Panel hears arguments on Yucca abandonment
Jun 4 - McClatchy-Tribune Regional News - Keith Rogers Las Vegas
Review-Journal
Like the refrain from the Grateful Dead song, the only thing opposing
lawyers could agree on is that the 23-year battle over Yucca Mountain
has been "a long, strange trip."
At a hearing in Las Vegas on Thursday, they argued the merits of the
Department of Energy's decision to abandon its effort to pursue a
license for a nuclear waste repository at Yucca Mountain, 100 miles
northwest of Las Vegas. Attorneys on both sides noted that the drawn-out
case has been "unique."
They were heard by three administrative law judges sitting as the
Construction Authorization Board, a licensing arm of the Nuclear
Regulatory Commission. The board will have the first shot at making a
precedent-setting decision on whether to grant DOE's request to withdraw
its license application.
But any resolution of the matter, observers agreed, probably will evolve
only through a lengthy appeals process.
"This is a process to nowhere," said DOE Deputy General Counsel
Sean Lev. "Is the Secretary (of Energy) forever bound to consider a
license application for a repository he doesn't intend to build?"
In 2002, then Energy Secretary Spencer Abraham recommended the site as
suitable for the nuclear waste repository. But current Secretary Steven
Chu has said Yucca Mountain is not a workable option for waste disposal
because of such factors as the difficulty of securing permanent water
rights in the face of Nevada's opposition and the prospect for storing
the waste above ground in dry casks for more than 100 years.
After being on opposite sides for most of the project's history, the DOE
and Nevada both argued in favor of the DOE withdrawing the Yucca
Mountain license application with prejudice so the agency can get on
with considering other alternatives for disposing of the nation's used
nuclear reactor fuel.
"It makes no sense to continue over the objection of the applicant that
wants to withdraw the application," said Marty Malsch, the lead attorney
representing Nevada. "There's a lot to be said about cutting losses now
and not wasting taxpayers' money. All I can say is it's better late than
never."
Malsch advised the panel: "No one has a right to license Yucca Mountain.

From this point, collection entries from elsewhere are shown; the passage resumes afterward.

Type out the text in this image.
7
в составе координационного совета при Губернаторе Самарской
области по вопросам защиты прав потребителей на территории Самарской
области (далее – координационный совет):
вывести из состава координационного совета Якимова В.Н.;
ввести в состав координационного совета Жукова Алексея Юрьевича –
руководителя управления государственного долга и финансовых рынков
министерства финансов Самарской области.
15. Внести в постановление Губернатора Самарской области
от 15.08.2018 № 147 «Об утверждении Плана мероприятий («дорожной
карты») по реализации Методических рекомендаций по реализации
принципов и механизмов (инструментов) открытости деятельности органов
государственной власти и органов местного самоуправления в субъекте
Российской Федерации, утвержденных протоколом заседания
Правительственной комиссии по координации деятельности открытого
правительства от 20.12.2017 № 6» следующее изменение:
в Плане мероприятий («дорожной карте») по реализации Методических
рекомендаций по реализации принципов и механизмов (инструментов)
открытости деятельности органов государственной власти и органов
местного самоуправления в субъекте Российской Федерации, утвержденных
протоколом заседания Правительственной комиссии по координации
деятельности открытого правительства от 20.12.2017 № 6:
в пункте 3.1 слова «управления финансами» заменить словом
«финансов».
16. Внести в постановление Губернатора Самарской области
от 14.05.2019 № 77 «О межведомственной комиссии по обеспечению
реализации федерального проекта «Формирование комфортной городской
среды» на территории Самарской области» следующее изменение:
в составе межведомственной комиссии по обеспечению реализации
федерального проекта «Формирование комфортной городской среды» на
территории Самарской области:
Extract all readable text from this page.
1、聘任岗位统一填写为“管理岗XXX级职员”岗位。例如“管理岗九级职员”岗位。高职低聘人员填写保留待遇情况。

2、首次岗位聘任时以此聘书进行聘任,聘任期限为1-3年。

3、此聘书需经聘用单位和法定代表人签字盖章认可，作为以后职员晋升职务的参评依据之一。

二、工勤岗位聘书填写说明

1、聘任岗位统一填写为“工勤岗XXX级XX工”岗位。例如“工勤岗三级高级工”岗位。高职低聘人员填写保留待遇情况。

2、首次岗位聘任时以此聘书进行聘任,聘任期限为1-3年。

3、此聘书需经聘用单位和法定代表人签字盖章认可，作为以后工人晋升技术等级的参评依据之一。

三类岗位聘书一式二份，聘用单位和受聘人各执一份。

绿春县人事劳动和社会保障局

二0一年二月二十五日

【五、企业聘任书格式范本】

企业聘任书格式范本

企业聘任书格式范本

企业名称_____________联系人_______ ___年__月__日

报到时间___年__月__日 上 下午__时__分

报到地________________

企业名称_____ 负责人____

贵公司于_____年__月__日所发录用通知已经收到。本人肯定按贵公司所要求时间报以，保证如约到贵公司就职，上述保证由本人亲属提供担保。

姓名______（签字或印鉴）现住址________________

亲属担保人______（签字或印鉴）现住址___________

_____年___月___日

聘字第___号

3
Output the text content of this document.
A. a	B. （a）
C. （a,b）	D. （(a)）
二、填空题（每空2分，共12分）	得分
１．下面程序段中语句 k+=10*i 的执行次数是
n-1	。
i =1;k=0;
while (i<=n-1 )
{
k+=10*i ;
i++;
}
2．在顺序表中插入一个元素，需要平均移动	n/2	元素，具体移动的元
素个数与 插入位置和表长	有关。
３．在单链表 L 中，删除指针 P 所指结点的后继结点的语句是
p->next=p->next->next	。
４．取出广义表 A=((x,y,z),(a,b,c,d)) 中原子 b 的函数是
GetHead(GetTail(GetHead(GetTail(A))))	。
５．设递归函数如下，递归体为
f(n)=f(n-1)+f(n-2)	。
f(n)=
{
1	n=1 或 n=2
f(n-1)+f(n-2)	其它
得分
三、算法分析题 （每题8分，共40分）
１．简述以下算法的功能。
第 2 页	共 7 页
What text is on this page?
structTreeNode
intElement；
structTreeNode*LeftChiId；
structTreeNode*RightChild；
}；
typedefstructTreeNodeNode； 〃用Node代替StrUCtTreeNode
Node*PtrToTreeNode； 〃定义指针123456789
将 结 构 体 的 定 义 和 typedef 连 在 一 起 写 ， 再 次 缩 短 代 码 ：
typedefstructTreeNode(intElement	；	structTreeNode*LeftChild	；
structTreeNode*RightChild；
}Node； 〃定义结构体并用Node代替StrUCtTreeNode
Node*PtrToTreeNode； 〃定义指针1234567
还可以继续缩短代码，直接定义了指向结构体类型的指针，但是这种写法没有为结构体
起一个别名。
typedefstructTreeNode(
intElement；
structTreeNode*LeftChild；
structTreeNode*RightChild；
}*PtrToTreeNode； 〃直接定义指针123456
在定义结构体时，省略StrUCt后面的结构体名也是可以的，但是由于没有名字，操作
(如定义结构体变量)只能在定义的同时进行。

No one has a right to send waste to Yucca Mountain. Yucca Mountain has
not been proven safe."
The Construction Authorization Board expects to issue its decision by
the end of June. The board's ruling can be appealed to the Nuclear
Regulatory Commission, or the NRC can review the ruling on its own. Once
the NRC issues its order, that can be appealed to the U.S. Court of
Appeals in the District of Columbia .
Clark County's attorney, Alan Robbins, said the construction board's
task is narrowly focused. "You grant the motion unless you determine
there's no legal authority. It's not up to this board to say you must
get a license."
It would be an "empty exercise," Robbins said, to proceed with the
licensing if the DOE doesn't intend to build and operate a repository at
Yucca Mountain.
But attorneys for the states of Washington and South Carolina, where
highly radioactive waste awaits disposal, and the attorney for four
rural Nevada counties who view the project as an economic panacea, said
DOE does not have the authority to stop the licensing proceeding without
a reason based on scientific merit.
They said the law requires the NRC to decide whether there are any show
stoppers after the licensing panel reviews the application and makes its
recommendation.
Former Nevada Gov. Robert List, who represents Churchill, Esmeralda,
Lander and Mineral counties, said Chu "usurped the power of Congress"
when he sought to withdraw the license application and establish a
commission to study alternatives to Yucca Mountain.
Don Keskey, who represents the Prairie Island Indian Community where
nuclear waste is being stored in Minnesota, said, "If you grant this
motion to withdrawal the application, what is left of the Nuclear Waste
Policy Act? There's one thing: the ability to collect (waste disposal)
fees and the country is left for wreck with no nuclear waste program."
Yucca Mountain opponents noted that the DOE technically violated the
Nuclear Waste Policy Act when it failed to submit the license
application to nuclear regulators 90 days after Congress overrode
then-Gov. Kenny Guinn's veto of the project in 2002.
It took six more years for the DOE to file the application with the NRC
staff yet there is nothing in the law that spells out what was supposed
to happen when DOE failed to comply with the 90-day deadline.